Daily Respiratory Research Analysis
Three impactful studies span mechanistic discovery and clinical translation in respiratory medicine: a deep generative model (UNAGI) deciphers disease dynamics in idiopathic pulmonary fibrosis and predicts anti-fibrotic drug candidates validated in human lung tissue; a meta-analysis quantifies the time-to-benefit of low-dose CT lung cancer screening to guide patient selection; and deep learning on chest radiographs accurately detects pulmonary hypertension with catheterization-validated performa
Summary
Three impactful studies span mechanistic discovery and clinical translation in respiratory medicine: a deep generative model (UNAGI) deciphers disease dynamics in idiopathic pulmonary fibrosis and predicts anti-fibrotic drug candidates validated in human lung tissue; a meta-analysis quantifies the time-to-benefit of low-dose CT lung cancer screening to guide patient selection; and deep learning on chest radiographs accurately detects pulmonary hypertension with catheterization-validated performance.
Research Themes
- AI-enabled discovery and diagnosis in respiratory disease
- Evidence-based optimization of lung cancer screening
- Translational single-cell systems biology in pulmonary fibrosis
Selected Articles
1. A deep generative model for deciphering cellular dynamics and in silico drug discovery in complex diseases.
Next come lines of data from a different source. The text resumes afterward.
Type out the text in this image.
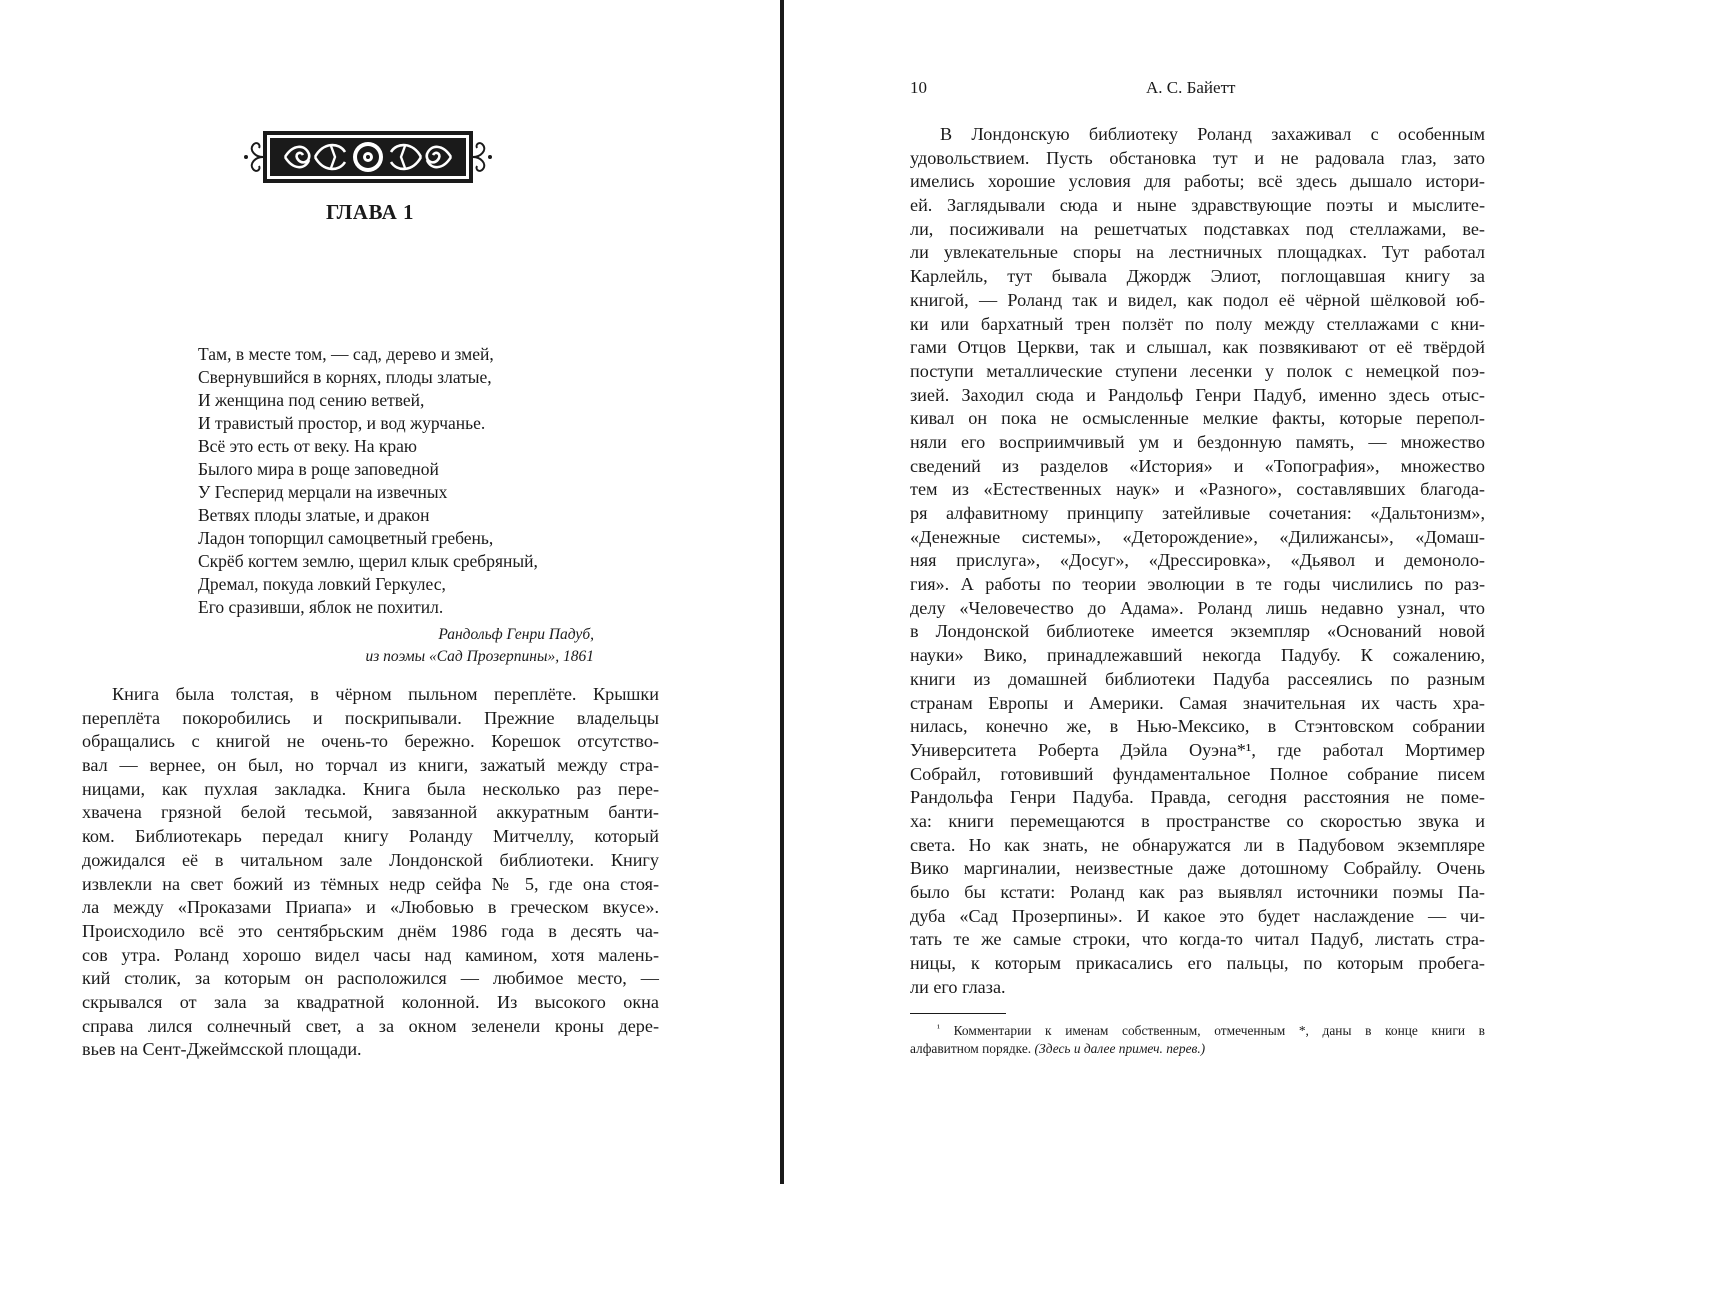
ГЛАВА 1
Там, в месте том, — сад, дерево и змей,
Свернувшийся в корнях, плоды златые,
И женщина под сению ветвей,
И травистый простор, и вод журчанье.
Всё это есть от веку. На краю
Былого мира в роще заповедной
У Гесперид мерцали на извечных
Ветвях плоды златые, и дракон
Ладон топорщил самоцветный гребень,
Скрёб когтем землю, щерил клык сребряный,
Дремал, покуда ловкий Геркулес,
Его сразивши, яблок не похитил.
Рандольф Генри Падуб,
из поэмы «Сад Прозерпины», 1861
Книга была толстая, в чёрном пыльном переплёте. Крышки
переплёта покоробились и поскрипывали. Прежние владельцы
обращались с книгой не очень-то бережно. Корешок отсутство-
вал — вернее, он был, но торчал из книги, зажатый между стра-
ницами, как пухлая закладка. Книга была несколько раз пере-
хвачена грязной белой тесьмой, завязанной аккуратным банти-
ком. Библиотекарь передал книгу Роланду Митчеллу, который
дожидался её в читальном зале Лондонской библиотеки. Книгу
извлекли на свет божий из тёмных недр сейфа № 5, где она стоя-
ла между «Проказами Приапа» и «Любовью в греческом вкусе».
Происходило всё это сентябрьским днём 1986 года в десять ча-
сов утра. Роланд хорошо видел часы над камином, хотя малень-
кий столик, за которым он расположился — любимое место, —
скрывался от зала за квадратной колонной. Из высокого окна
справа лился солнечный свет, а за окном зеленели кроны дере-
вьев на Сент-Джеймсской площади.
10	А. С. Байетт
В Лондонскую библиотеку Роланд захаживал с особенным
удовольствием. Пусть обстановка тут и не радовала глаз, зато
имелись хорошие условия для работы; всё здесь дышало истори-
ей. Заглядывали сюда и ныне здравствующие поэты и мыслите-
ли, посиживали на решетчатых подставках под стеллажами, ве-
ли увлекательные споры на лестничных площадках. Тут работал
Карлейль, тут бывала Джордж Элиот, поглощавшая книгу за
книгой, — Роланд так и видел, как подол её чёрной шёлковой юб-
ки или бархатный трен ползёт по полу между стеллажами с кни-
гами Отцов Церкви, так и слышал, как позвякивают от её твёрдой
поступи металлические ступени лесенки у полок с немецкой поэ-
зией. Заходил сюда и Рандольф Генри Падуб, именно здесь отыс-
кивал он пока не осмысленные мелкие факты, которые перепол-
няли его восприимчивый ум и бездонную память, — множество
сведений из разделов «История» и «Топография», множество
тем из «Естественных наук» и «Разного», составлявших благода-
ря алфавитному принципу затейливые сочетания: «Дальтонизм»,
«Денежные системы», «Деторождение», «Дилижансы», «Домаш-
няя прислуга», «Досуг», «Дрессировка», «Дьявол и демоноло-
гия». А работы по теории эволюции в те годы числились по раз-
делу «Человечество до Адама». Роланд лишь недавно узнал, что
в Лондонской библиотеке имеется экземпляр «Оснований новой
науки» Вико, принадлежавший некогда Падубу. К сожалению,
книги из домашней библиотеки Падуба рассеялись по разным
странам Европы и Америки. Самая значительная их часть хра-
нилась, конечно же, в Нью-Мексико, в Стэнтовском собрании
Университета Роберта Дэйла Оуэна*¹, где работал Мортимер
Собрайл, готовивший фундаментальное Полное собрание писем
Рандольфа Генри Падуба. Правда, сегодня расстояния не поме-
ха: книги перемещаются в пространстве со скоростью звука и
света. Но как знать, не обнаружатся ли в Падубовом экземпляре
Вико маргиналии, неизвестные даже дотошному Собрайлу. Очень
было бы кстати: Роланд как раз выявлял источники поэмы Па-
дуба «Сад Прозерпины». И какое это будет наслаждение — чи-
тать те же самые строки, что когда-то читал Падуб, листать стра-
ницы, к которым прикасались его пальцы, по которым пробега-
ли его глаза.
$^{^1}$ Комментарии к именам собственным, отмеченным *, даны в конце книги в
алфавитном порядке. (Здесь и далее примеч. перев.)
UNAGI models time-evolving single-cell states to elucidate idiopathic pulmonary fibrosis progression and prioritizes drug candidates; nifedipine’s anti-fibrotic effect was confirmed in human precision-cut lung slices. The framework generalizes across diseases (including COVID), combining computational innovation with proteomic and ex vivo validation.
Impact: This work pioneers a disease-informed generative model that links single-cell dynamics to actionable drug predictions validated in human tissue, potentially accelerating therapeutic discovery in pulmonary fibrosis.
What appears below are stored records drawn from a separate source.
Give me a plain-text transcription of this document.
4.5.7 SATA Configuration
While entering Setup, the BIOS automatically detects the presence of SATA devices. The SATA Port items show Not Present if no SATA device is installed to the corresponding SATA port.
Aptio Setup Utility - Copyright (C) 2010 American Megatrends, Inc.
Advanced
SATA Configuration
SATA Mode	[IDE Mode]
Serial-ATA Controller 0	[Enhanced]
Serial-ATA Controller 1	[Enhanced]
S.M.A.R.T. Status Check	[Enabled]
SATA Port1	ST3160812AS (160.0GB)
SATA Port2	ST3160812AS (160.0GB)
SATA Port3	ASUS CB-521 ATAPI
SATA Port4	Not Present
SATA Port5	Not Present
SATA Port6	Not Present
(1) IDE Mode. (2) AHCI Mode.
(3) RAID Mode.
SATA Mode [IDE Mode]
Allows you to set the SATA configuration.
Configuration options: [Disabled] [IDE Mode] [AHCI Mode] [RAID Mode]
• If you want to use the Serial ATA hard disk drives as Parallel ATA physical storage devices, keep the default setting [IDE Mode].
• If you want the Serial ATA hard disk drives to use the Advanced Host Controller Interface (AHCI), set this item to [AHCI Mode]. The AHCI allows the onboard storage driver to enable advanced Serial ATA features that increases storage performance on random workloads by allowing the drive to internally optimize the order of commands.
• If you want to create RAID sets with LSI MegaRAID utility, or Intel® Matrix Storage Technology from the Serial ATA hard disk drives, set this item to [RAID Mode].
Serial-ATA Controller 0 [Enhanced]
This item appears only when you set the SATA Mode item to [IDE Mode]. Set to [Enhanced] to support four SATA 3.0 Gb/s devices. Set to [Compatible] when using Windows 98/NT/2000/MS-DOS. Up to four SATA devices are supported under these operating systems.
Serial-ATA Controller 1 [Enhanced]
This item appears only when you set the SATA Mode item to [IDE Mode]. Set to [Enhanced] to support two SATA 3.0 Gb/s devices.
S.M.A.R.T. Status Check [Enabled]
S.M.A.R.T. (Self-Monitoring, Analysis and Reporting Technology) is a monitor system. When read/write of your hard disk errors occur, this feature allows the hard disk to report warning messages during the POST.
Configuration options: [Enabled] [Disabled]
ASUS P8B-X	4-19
Clinical Implications: While not yet clinical, UNAGI can prioritize repurposable agents (e.g., nifedipine) and new targets for idiopathic pulmonary fibrosis, informing preclinical pipelines and the design of early-phase trials.
Key Findings
- UNAGI captured time-resolved single-cell disease dynamics and improved drug perturbation modeling.
- In idiopathic pulmonary fibrosis, UNAGI identified candidate therapeutics; nifedipine’s anti-fibrotic effect was validated in human precision-cut lung slices.
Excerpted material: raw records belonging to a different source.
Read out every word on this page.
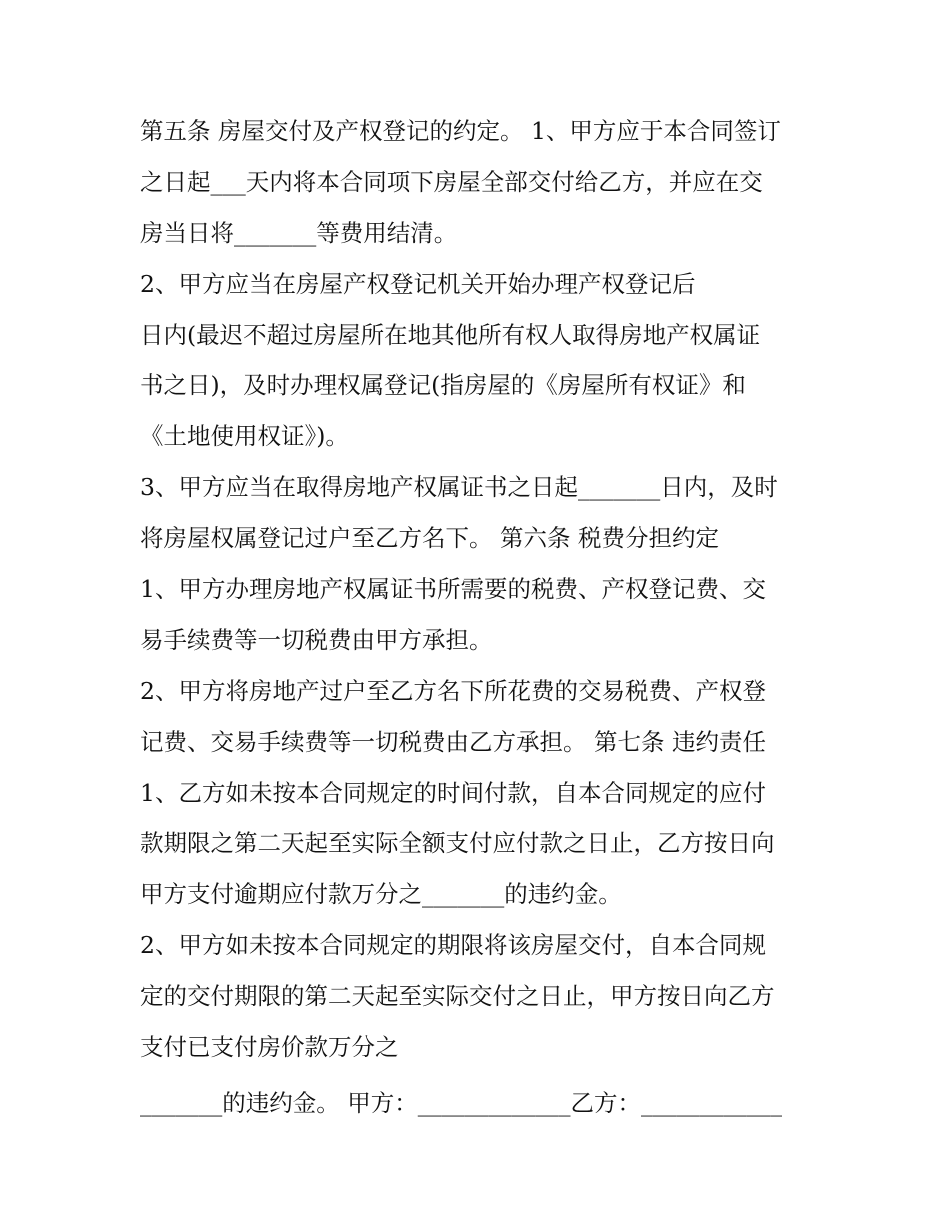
第五条 房屋交付及产权登记的约定。 1、甲方应于本合同签订
之日起___天内将本合同项下房屋全部交付给乙方，并应在交
房当日将_______等费用结清。
2、甲方应当在房屋产权登记机关开始办理产权登记后
日内(最迟不超过房屋所在地其他所有权人取得房地产权属证
书之日)，及时办理权属登记(指房屋的《房屋所有权证》和
《土地使用权证》)。
3、甲方应当在取得房地产权属证书之日起_______日内，及时
将房屋权属登记过户至乙方名下。 第六条 税费分担约定
1、甲方办理房地产权属证书所需要的税费、产权登记费、交
易手续费等一切税费由甲方承担。
2、甲方将房地产过户至乙方名下所花费的交易税费、产权登
记费、交易手续费等一切税费由乙方承担。 第七条 违约责任
1、乙方如未按本合同规定的时间付款，自本合同规定的应付
款期限之第二天起至实际全额支付应付款之日止，乙方按日向
甲方支付逾期应付款万分之_______的违约金。
2、甲方如未按本合同规定的期限将该房屋交付，自本合同规
定的交付期限的第二天起至实际交付之日止，甲方按日向乙方
支付已支付房价款万分之
_______的违约金。 甲方：_____________乙方：____________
- Proteomic data supported the inferred cellular dynamics, and the approach generalized to other diseases including COVID.
Methodological Strengths
- Integration of time-series single-cell transcriptomics with proteomic validation.
- Ex vivo confirmation in human precision-cut lung slices strengthens translational relevance.
Limitations
- Validation of drug predictions was limited in scope (e.g., nifedipine) and lacks in vivo/clinical outcomes.
- Model performance and generalizability across diverse patient populations and tissue contexts require further evaluation.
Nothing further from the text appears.